This document reviews the tribunal decision for ITA No. 315/DEL/2021 involving Micro Focus Limited, UK, against the final assessment order regarding the income generated from the sale of software products to Indian customers for the assessment year 2017-18.
Micro Focus Limited contested the assessment which taxed the income from software sales as ‘Royalty’ under both the Income-tax Act, 1961, and the India-UK Double Taxation Avoidance Agreement (DTAA).
The key dispute revolved around whether the payments received by Micro Focus Limited for software products sold to Indian customers constitute ‘Royalty’ or ‘Business Profits’. The company argued that, in the absence of a Permanent Establishment (PE) in India, such receipts should not be taxable in India. Additionally, the case touched on whether the cost reimbursement from Indian entities was taxable as ‘Fees for Technical Services’ (FTS).

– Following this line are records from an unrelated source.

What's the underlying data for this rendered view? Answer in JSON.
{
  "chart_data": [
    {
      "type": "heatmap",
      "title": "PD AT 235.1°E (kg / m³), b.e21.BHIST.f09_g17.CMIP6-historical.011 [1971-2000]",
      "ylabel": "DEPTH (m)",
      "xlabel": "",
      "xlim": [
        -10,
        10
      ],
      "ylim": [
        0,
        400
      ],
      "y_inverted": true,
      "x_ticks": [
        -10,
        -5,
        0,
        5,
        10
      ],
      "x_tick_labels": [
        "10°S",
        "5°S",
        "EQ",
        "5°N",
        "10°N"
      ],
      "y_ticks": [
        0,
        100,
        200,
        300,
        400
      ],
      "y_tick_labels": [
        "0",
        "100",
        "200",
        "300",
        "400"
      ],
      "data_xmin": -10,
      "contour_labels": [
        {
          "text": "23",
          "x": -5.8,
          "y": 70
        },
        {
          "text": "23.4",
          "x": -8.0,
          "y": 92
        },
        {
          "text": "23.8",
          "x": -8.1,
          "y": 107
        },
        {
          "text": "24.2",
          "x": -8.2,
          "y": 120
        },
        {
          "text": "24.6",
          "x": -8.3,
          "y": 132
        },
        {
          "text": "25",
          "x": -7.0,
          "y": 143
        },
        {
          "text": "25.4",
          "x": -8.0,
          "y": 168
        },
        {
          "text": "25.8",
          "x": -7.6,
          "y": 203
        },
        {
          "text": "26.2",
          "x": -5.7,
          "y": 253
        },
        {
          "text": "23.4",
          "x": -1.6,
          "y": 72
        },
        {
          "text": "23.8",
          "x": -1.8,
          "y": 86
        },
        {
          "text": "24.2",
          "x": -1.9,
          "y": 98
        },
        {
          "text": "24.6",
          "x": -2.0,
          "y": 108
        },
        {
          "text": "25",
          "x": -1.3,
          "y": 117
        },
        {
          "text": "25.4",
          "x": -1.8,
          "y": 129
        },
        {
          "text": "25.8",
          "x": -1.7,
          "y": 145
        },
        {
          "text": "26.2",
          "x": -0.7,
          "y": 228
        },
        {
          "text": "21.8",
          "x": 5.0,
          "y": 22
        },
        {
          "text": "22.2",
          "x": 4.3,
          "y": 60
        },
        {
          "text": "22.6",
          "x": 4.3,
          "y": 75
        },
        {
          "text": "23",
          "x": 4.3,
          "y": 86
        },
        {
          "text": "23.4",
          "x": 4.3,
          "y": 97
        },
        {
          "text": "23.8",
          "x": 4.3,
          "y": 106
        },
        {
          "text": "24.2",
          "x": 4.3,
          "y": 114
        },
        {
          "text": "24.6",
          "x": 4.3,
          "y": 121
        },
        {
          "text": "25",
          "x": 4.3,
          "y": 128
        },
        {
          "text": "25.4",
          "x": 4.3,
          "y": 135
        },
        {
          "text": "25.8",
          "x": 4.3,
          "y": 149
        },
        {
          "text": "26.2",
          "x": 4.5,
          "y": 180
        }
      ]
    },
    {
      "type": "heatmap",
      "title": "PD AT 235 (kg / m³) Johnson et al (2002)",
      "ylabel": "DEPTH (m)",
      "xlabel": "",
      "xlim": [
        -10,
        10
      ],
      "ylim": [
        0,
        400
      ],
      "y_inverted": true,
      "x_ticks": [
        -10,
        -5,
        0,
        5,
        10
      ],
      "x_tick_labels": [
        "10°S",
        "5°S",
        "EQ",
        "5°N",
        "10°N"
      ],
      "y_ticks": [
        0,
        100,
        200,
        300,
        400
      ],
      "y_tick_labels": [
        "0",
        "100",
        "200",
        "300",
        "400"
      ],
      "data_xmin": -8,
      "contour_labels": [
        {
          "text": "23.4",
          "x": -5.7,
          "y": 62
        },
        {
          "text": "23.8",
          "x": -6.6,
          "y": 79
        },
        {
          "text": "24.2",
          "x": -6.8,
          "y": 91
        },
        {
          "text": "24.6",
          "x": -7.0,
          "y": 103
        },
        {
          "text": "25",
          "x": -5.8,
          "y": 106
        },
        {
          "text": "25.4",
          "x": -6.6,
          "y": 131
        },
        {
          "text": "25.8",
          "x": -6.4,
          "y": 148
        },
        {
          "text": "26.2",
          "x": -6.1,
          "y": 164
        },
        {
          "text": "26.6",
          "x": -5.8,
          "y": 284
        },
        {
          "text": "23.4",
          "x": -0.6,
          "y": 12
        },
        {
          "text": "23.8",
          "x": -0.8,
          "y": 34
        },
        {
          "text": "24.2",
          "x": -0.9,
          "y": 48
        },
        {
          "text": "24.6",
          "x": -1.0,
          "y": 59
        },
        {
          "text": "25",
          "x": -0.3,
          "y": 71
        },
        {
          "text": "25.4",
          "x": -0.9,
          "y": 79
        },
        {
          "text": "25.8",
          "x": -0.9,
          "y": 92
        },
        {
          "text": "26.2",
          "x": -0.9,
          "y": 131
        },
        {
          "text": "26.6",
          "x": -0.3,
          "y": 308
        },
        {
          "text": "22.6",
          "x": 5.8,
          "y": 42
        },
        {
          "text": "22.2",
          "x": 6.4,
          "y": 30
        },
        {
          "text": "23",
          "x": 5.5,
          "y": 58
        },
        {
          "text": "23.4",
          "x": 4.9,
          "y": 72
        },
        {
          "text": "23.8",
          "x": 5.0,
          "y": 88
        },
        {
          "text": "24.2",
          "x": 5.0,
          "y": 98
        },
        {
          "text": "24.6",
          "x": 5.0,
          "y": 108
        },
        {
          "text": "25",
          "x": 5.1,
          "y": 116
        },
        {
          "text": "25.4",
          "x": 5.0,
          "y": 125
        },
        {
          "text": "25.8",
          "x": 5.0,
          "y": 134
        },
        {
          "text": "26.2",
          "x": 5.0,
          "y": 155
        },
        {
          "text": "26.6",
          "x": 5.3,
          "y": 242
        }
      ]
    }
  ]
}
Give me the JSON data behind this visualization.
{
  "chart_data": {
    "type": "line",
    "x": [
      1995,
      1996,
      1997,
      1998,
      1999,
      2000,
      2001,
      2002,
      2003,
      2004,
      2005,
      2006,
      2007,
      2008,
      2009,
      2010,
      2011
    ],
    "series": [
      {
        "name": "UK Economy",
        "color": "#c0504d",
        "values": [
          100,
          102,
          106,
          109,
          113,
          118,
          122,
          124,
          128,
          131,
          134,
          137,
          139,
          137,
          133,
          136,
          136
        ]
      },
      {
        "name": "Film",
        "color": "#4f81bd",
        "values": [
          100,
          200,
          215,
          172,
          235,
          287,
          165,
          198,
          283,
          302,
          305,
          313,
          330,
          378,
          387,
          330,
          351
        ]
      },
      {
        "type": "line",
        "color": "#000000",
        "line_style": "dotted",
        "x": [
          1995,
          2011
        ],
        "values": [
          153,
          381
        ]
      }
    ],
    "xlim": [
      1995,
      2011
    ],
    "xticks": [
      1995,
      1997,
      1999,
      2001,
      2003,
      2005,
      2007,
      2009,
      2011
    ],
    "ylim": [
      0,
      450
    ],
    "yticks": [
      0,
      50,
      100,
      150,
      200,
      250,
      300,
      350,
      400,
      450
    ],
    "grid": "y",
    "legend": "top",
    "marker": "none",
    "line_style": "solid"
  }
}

The Delhi High Court’s ruling in favor of the assessee in a similar case for A.Y.2014-15, which followed the Supreme Court’s decision in the case of Engineering Analysis Centre of Excellence Private Limited, was pivotal. These precedents led to the tribunal’s decision to direct the AO to delete the impugned addition, thereby allowing the appeal in favor of Micro Focus Limited.
The decision reiterates the importance of the judiciary’s role in clarifying tax obligations related to cross-border software sales and the definition of ‘Royalty’ under international tax agreements, significantly impacting how software sales are treated under the India-UK DTAA.